Me viene a veces a la cabeza este género cuando observo los retos de lectura que proponen algunos blogs. Francamente, no siento demasiado interés por saber quién ha alcanzado la meta fijada en el reto, me gustaría mucho más conocer cómo esas lecturas han condicionado su vida. Pues es innegable que leer nos cambia.

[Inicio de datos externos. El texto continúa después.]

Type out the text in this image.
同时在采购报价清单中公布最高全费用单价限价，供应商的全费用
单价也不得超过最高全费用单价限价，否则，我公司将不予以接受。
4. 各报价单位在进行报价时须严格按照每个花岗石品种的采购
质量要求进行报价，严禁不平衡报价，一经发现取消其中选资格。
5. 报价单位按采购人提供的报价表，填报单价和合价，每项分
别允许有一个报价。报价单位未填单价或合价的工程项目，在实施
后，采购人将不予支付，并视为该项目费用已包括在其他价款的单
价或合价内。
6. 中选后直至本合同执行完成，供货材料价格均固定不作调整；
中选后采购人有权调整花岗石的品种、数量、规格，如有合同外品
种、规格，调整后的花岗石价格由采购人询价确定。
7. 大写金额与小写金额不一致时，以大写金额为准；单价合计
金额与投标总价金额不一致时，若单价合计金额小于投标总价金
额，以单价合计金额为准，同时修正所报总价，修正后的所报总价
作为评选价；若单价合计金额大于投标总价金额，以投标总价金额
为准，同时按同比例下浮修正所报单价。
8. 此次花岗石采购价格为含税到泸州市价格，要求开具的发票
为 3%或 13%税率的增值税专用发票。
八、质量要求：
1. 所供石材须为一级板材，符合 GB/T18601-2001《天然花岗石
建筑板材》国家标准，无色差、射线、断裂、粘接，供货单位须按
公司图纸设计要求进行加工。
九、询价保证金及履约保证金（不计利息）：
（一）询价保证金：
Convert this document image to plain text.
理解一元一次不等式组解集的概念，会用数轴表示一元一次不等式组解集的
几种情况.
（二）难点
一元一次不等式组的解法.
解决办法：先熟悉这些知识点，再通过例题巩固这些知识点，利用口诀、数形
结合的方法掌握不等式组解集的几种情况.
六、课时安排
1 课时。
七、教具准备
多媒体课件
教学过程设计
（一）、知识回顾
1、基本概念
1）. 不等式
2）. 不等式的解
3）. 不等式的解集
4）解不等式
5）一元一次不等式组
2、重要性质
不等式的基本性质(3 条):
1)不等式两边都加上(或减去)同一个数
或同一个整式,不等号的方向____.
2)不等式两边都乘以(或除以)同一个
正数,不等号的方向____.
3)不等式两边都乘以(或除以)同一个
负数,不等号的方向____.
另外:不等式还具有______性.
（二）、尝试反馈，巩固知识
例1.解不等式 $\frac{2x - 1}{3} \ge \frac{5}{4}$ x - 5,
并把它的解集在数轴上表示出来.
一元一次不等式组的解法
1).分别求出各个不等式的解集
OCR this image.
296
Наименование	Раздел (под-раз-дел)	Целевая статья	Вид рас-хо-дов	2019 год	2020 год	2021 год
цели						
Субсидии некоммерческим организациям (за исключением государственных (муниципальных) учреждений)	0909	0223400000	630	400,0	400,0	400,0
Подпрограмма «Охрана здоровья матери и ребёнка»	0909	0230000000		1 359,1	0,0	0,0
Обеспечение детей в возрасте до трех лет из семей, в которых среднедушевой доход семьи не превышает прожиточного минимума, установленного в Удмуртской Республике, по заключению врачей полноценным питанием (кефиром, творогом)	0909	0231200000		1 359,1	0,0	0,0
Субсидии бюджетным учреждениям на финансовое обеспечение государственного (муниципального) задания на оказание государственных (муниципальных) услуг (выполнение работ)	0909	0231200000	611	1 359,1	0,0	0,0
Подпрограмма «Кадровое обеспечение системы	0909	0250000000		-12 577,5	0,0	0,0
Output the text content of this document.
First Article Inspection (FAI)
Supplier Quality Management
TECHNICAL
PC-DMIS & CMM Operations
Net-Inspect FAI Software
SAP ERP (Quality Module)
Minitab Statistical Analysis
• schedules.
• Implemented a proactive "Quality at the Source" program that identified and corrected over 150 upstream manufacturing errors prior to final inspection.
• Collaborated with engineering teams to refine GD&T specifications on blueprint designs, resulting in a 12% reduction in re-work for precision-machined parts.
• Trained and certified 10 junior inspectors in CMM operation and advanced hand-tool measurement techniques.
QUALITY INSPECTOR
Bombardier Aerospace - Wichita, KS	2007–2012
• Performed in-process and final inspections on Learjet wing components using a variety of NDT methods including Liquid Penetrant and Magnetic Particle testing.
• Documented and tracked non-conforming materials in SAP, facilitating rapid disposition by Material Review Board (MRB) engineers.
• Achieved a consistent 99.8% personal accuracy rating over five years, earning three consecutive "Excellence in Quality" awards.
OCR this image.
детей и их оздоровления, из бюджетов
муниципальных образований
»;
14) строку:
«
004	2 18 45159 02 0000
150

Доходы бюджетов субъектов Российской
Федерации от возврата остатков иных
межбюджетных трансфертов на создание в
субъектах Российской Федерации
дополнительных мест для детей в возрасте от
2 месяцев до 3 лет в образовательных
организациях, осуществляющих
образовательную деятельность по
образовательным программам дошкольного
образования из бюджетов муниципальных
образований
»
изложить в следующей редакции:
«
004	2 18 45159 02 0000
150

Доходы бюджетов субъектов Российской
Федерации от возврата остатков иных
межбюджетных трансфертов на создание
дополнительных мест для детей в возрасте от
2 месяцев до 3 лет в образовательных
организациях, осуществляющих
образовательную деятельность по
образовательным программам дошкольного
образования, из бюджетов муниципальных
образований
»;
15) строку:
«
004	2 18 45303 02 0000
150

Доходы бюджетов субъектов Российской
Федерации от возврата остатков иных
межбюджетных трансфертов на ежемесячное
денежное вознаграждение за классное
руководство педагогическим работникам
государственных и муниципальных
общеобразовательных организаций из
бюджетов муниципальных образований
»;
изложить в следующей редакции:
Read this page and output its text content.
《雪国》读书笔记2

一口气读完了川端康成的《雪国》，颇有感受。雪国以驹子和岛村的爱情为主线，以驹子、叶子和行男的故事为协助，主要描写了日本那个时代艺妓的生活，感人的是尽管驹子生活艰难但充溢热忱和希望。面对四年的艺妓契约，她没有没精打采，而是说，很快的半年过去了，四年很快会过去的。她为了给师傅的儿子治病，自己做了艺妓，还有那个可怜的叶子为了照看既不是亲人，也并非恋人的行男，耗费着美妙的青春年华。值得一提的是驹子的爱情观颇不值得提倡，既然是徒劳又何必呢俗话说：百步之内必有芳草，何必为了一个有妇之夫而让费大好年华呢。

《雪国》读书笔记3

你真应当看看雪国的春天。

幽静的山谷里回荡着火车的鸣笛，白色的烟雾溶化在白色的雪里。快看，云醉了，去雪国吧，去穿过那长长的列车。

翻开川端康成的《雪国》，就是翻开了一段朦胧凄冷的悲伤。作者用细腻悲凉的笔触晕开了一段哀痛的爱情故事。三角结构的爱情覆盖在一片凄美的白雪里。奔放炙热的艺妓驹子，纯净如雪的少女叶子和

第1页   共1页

Sospecho que la fascinación que me producen las bibliomemorias es análoga a la curiosidad que siento cuando veo a alguien leyendo en el metro, o al impulso que me lleva, cuando entro en una casa desconocida, a husmear en su biblioteca. Si las lecturas nos forman -de eso no tenemos la más mínima duda-, saber qué libros ha leído una persona es un gran paso para empezar a conocerla. Y las bibliomemorias subrayan otra verdad incontestable: cada lector hace suyo el libro a su modo. Esas páginas impresas, siempre iguales mientras están cerradas, adquieren una nueva identidad con cada nuevo lector. Larga vida, pues, a las bibliomemorias. Ahora solo falta que lleguen al mercado en español, ya sea porque los editores se decidan a traducir alguna de las muchas que abundan en otros territorios, o porque los autores locales se lancen a escribirlas. ¿A qué esperan, bibliomemorialistas?